The Commonwealth Foundation filed a new Right-to-Know request last week that went into additional detail asking for copies of all “inbound and outbound emails (including all attachments) and regular mail delivered or sent by the United States postal system” for staff members from the unit ranging from roughly six to eight-week increments beginning in June 2021 and ending in Nov. 2021. A subsequent request for the same information beginning in the 2022 calendar year is in the hopper.
Next on the agenda will be a Right-to-Know request that probes into the relationship between the Bucks County Intermediate Unit and CHOP.
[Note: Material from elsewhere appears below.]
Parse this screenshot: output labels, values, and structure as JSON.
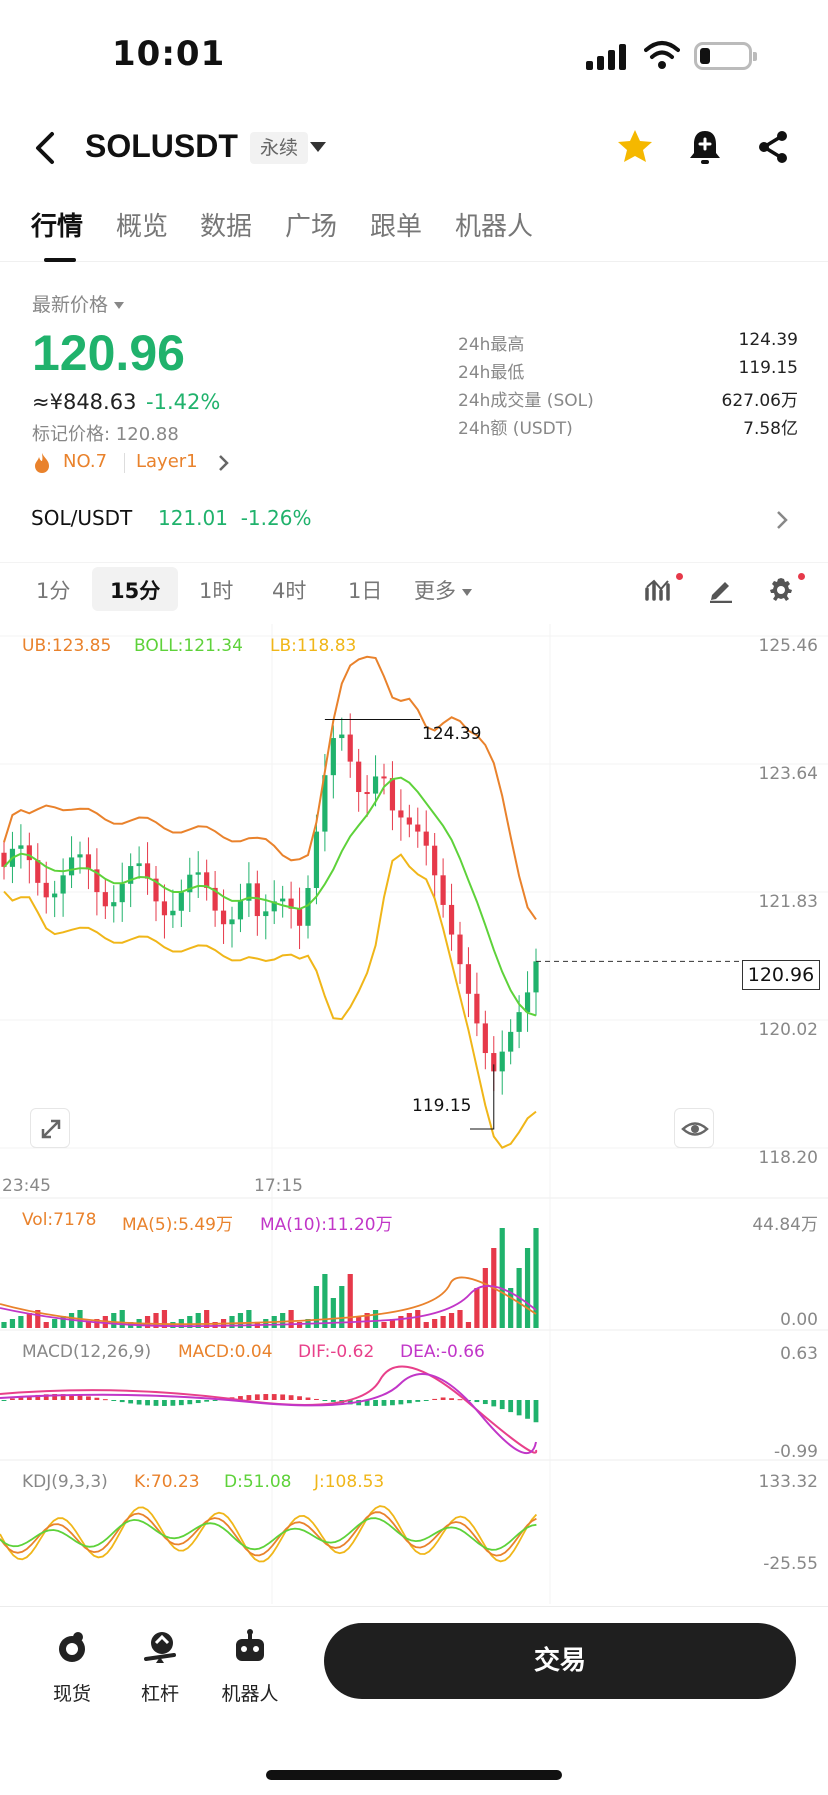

Mark Hoffman, executive director for the unit, sent a Nov. 15, 2020, email to Dr. David Rubin, a pediatrician who serves as the director for PolicyLab at CHOP. Hoffman discussed a partnership between the unit and CHOP in his message with regard to the use of rapid antigen tests in schools. “Thank you for extending this partnership to the Bucks IU,” Hoffman wrote in his message. “We are happy to support you and CHOP now as this materializes…” In a separate message addressed to superintendents, and other colleagues, including Damsker, that same day, Hoffman goes into additional detail about the plans for testing.
Rubin also had a robust exchange with Damsker a few weeks later where Rubin mentions an upcoming meeting with PSEA where Rubin planned to provide the union with assurances that the testing would be safe. This exchange was prompted by a Dec. 16, 2020, message from Damsker to Rubin.
“Will PSEA guarantee they will push for all in-person teaching in exchange for testing?” Damsker asked the CHOP pediatrician.
“Because otherwise, I don’t see much of an advantage to doing this…
Prior exchanges that same day involve a “CHOP letter of agreement” about testing. Elected officials in Bucks County serving in the General Assembly now have an added impetus to vote for the Lifeline Scholarships in light of what parents have unraveled with their Right-to-Know requests. It’s evident that Covid-19 school policies were formulated with an eye toward special interests rather than the taxpaying public. By expanding school choice, lawmakers can help to restore parental input and authority where it has gone missing.